Suppose you are terminally ill with few months to live if untreated. There is a new drug that has a 5% success rate that if successful, will leave you completely cured. But 95% of the time it won't work and you will get no benefit. Should the government pay for these 5% cures?
On the face of it, this is a case where pure cost/benefit analysis would most often return a big fat NO. This result occurs because 95% of the costs will be effectively wasted such that cost per unit of life extension will seem really high relative to other things under consideration. It gets even worse if the cure ends up being say a 3-year life extension on average because those patients end up dying from something else in that time frame due to their weakened initial state. Or if the cure rate was even lower, say 3% or even 1%.

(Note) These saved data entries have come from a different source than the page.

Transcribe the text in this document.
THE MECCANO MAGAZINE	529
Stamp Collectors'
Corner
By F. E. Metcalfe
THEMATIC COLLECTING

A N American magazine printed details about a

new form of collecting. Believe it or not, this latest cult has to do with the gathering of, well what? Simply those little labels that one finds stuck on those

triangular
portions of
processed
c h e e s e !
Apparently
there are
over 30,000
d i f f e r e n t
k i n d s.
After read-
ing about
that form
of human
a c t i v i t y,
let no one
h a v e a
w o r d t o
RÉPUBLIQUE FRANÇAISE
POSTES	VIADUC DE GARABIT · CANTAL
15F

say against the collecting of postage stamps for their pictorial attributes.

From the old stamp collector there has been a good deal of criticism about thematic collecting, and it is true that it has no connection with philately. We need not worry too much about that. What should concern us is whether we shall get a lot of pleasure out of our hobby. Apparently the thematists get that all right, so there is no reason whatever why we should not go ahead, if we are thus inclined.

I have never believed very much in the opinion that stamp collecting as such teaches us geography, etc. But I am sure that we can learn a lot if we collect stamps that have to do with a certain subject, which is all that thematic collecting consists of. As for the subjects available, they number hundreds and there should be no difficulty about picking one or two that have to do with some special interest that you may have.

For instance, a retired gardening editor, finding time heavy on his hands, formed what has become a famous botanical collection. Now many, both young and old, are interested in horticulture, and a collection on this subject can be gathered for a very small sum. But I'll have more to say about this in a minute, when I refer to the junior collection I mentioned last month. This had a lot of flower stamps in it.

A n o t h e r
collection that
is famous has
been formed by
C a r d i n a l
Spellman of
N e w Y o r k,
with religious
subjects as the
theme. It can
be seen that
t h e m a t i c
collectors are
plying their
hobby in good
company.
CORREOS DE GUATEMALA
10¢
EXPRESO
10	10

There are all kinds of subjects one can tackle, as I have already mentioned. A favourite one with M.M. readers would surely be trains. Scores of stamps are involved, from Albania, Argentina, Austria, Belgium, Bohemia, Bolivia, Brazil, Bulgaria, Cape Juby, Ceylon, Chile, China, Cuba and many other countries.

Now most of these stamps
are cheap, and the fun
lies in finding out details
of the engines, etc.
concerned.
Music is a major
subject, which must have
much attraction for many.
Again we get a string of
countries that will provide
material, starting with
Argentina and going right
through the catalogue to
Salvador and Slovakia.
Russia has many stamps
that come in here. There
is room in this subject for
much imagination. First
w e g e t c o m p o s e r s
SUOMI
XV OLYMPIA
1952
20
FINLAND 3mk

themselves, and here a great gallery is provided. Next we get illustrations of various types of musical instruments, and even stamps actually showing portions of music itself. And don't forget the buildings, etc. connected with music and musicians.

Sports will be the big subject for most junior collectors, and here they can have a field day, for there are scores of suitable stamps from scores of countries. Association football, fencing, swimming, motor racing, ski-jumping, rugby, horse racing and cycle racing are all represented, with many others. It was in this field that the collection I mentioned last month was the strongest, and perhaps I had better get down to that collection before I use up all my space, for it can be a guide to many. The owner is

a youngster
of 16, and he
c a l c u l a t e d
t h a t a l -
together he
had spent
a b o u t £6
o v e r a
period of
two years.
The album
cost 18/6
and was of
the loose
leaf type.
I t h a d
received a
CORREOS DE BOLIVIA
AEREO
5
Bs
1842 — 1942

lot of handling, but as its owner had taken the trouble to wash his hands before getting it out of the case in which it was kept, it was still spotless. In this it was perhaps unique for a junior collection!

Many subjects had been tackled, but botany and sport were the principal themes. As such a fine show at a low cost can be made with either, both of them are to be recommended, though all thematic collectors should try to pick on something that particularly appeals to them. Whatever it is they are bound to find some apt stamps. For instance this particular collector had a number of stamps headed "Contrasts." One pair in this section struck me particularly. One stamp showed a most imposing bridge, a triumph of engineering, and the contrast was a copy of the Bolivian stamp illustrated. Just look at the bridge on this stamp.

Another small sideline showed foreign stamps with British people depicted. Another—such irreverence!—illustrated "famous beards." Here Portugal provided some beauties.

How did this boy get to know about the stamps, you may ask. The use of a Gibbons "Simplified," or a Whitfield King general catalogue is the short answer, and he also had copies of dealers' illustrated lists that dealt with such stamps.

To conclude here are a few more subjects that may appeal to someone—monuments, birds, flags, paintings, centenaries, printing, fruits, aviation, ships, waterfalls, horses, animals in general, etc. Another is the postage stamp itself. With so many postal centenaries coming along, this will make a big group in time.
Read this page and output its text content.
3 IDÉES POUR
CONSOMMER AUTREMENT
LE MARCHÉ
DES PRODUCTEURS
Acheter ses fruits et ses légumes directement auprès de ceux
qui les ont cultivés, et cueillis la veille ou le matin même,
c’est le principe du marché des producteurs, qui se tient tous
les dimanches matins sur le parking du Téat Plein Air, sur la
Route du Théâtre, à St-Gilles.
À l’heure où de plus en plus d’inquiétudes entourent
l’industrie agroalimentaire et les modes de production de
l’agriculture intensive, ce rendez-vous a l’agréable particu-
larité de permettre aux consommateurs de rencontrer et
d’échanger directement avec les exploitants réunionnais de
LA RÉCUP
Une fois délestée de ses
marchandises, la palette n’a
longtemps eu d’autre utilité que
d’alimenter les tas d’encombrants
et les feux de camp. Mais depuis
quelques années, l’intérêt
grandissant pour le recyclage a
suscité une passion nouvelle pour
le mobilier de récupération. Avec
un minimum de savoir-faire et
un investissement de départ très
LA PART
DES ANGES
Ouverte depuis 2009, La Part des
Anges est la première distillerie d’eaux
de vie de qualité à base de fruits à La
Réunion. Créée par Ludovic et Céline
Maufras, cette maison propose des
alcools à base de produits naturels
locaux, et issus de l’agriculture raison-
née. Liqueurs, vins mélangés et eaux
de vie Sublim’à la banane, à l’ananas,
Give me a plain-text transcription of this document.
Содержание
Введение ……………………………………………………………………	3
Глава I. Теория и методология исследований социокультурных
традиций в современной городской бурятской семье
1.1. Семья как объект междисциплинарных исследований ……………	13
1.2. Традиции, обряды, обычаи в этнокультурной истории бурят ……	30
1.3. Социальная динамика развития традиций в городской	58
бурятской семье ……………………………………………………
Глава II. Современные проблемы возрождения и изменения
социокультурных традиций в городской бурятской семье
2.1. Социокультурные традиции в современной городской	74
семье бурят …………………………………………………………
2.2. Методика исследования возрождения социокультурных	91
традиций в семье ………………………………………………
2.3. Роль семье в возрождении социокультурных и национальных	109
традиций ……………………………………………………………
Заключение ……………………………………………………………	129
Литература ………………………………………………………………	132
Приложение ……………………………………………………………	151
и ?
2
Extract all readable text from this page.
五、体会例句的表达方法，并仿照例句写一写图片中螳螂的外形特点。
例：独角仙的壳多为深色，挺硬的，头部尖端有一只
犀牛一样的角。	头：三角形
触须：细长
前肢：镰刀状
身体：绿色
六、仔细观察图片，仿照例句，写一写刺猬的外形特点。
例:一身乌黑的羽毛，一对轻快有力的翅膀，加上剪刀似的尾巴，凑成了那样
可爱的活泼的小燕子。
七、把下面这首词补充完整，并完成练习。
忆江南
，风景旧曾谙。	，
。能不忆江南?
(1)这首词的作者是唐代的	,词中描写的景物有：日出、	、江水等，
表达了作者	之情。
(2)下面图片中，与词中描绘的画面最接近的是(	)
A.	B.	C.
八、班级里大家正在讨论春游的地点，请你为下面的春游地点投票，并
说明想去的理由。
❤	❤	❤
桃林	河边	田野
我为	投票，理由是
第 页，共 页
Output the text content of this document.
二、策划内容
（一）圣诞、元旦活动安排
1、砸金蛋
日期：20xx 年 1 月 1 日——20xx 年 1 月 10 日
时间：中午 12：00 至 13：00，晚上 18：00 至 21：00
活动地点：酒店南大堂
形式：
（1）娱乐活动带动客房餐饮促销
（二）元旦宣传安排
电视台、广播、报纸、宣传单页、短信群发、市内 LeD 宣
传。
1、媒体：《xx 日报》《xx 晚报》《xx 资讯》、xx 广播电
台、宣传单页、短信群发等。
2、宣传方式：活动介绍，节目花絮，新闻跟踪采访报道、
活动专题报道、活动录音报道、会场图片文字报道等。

At the same time, the cost to the person whose life is saved appears ~20x lower to them because they would not incur individually the costs for the other 19 people (on average). I don't pretend to have the answer to the question, and would be interested in your thoughts, but I think this is an interesting case that shows the complexities we will soon increasingly face as well as one potential pitfall of cost/benefit analysis that pundits love to push.
No one really cares about unnecessary costs because they are by definition unnecessary, e.g. duplicate tests. And I suspect existing Medicare benefits will end up being frozen in time, i.e. no current benefits will be cut. Yet that is only a short term win since new drugs enter the market place all the time. It is around these new drugs where some interesting debate will occur, which brings me back to the case of what I'm calling the 5% cure.
These cures pose additional problems beyond the initial cost/benefit debates. Suppose we stop covering 5% cures as a rule. Further suppose, and I don't know if this is the case but I suspect such, that a lot of great treatments that end up being 50% cures start out as 5% cures. By shutting down (or at least hampering) the 5% cure market we will be effectively telling pharma not to invest in these cutting edge treatments. From their perspective, what's the point? That could lead to less important disruptive innovation in health care, which is the very thing we want to encourage.